Quelques exemples parmi d’autres. Lors d’ateliers mêlant initiation à la boxe et au slam, animés à la médiathèque Colette à Épinay par Audrey Chenu, je fais la connaissance de deux jeunes filles. Je remarque d’emblée leur aisance à l’écrit et leur profondeur. Les deux lycéennes me font alors part de leur goût immodéré pour ce mode d’expression. L’une a même écrit un roman et me demande conseil pour trouver un éditeur. L’autre semble écrire comme elle respire. Un besoin vital. Elles me font lire leurs textes. S’y dévoilent des fêlures, des combats (dont le féminisme), des émotions authentiques. Je suis touchée. 

Pas très loin de là, à Pantin, j’encadre un groupe de jeunes, suivis par la mission locale, pour réaliser ensemble un numéro de la collection « Nous, jeunes ». Leur fragilité est palpable, leur vie compliquée, émaillée de drames pour certains. La plupart sont enthousiastes à l’idée de ce travail. Très vite, je suis abreuvée de leurs créations, l’un écrit un rap qui relate son parcours, de l’Algérie à la France, un texte torturé, percutant, poignant aussi, qu’il a écrit d’une traite.
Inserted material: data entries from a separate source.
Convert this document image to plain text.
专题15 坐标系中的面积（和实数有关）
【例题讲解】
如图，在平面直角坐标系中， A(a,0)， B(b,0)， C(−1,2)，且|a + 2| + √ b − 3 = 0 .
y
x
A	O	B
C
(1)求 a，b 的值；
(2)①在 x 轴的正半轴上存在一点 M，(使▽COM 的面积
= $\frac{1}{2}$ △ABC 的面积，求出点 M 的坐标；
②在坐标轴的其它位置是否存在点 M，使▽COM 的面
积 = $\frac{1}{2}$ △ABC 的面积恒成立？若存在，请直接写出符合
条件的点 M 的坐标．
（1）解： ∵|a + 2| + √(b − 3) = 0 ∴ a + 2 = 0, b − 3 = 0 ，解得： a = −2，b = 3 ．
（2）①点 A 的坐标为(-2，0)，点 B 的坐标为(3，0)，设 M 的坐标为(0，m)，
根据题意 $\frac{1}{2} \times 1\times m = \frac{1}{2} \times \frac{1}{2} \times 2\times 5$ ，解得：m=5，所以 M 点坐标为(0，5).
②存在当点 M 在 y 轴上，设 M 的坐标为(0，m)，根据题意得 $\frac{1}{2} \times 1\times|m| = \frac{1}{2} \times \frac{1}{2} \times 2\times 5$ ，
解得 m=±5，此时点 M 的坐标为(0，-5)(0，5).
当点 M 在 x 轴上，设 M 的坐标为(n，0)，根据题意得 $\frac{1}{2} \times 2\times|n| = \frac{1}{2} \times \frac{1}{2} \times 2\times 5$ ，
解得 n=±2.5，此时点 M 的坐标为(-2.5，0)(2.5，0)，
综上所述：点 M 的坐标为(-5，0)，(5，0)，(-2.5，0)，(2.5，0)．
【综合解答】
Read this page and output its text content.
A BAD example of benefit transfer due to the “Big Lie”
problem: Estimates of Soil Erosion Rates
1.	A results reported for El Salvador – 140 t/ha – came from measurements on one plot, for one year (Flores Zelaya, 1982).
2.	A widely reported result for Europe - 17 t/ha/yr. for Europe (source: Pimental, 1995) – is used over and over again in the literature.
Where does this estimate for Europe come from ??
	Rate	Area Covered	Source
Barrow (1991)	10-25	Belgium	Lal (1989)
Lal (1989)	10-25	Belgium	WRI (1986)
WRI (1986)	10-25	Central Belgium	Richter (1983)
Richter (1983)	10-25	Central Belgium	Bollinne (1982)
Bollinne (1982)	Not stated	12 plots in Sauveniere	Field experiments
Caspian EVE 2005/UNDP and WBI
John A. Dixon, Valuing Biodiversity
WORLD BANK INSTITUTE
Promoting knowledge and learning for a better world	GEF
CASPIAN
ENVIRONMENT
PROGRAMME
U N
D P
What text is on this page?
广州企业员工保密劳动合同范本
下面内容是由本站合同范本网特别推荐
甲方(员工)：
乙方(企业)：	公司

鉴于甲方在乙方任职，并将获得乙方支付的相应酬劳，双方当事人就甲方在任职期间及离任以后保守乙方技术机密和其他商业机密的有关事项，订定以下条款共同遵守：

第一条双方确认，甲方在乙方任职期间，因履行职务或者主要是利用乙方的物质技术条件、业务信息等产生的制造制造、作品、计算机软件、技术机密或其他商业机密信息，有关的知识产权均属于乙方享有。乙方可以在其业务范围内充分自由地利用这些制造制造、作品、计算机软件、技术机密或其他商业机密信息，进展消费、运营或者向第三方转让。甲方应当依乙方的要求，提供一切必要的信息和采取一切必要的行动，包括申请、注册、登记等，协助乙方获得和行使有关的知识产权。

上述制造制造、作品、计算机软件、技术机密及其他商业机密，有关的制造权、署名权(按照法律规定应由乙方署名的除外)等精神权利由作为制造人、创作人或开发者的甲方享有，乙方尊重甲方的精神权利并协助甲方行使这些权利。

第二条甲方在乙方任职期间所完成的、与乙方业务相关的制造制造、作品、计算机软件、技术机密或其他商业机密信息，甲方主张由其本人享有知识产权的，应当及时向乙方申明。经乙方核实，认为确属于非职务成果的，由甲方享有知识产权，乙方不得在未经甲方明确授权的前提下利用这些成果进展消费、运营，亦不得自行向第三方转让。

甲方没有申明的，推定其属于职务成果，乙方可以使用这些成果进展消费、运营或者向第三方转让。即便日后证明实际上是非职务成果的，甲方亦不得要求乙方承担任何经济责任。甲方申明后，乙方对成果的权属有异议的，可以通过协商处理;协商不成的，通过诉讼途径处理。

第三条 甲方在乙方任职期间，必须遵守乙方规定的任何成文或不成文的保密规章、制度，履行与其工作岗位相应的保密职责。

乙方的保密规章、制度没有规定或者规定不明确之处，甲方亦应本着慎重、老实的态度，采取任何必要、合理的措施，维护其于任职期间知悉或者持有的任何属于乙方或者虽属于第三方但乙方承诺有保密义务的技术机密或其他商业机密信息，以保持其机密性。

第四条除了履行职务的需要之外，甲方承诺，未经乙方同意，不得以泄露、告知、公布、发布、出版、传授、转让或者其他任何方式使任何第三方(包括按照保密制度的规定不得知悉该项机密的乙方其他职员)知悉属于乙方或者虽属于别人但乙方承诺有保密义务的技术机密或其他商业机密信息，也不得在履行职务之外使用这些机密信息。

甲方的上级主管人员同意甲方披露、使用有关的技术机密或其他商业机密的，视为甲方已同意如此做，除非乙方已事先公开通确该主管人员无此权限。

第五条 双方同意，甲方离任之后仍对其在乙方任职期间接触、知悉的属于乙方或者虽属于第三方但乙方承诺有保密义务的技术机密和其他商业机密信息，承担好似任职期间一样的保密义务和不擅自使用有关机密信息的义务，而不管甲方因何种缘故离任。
Une autre m’envoie une longue série de compositions dans lesquelles elle confie ses peines, ses douleurs et ses colères. On retravaille ensemble certaines de ces pépites, brutes tel des diamants cabossés. La force de vie et d’envie de cette jeune fille, qui souhaite devenir écrivaine, est communicative. Bien sûr, l’écriture n’est pas toujours le seul mode d’expression choisi et lors de ces différentes missions je croise aussi d’autres formes de créativité à fleur de peau. Je pense à ce jeune garçon du groupe de Pantin, dont le handicap est invisible. Il s’est pris de passion pour Photoshop et réalise des images étonnantes en mixant des dessins, des couleurs, des formes… Un vrai travail d’artiste ! Enfin, lors d’une initiation à l’interview sonore pour des pré-ados que je mène avec une consœur dans un centre social d’Épinay, se révèlent une fois le micro branché des talents d’intervieweur auxquels se mêle une aisance vocale et technique pour réaliser une voix off et y associer de la musique. Je suis bluffée. 

Touchée, bluffée, émerveillée… La richesse de ces rencontres me conforte dans mon envie de continuer ce combat contre les préjugés dont souffrent encore et toujours les jeunes de banlieue. Partager avec eux l’amour des mots et de l’écriture, quand celle-ci devient une nécessité pour mieux appréhender la vie, est un plaisir sans cesse renouvelé. Un plaisir dont on ne peut pas se lasser.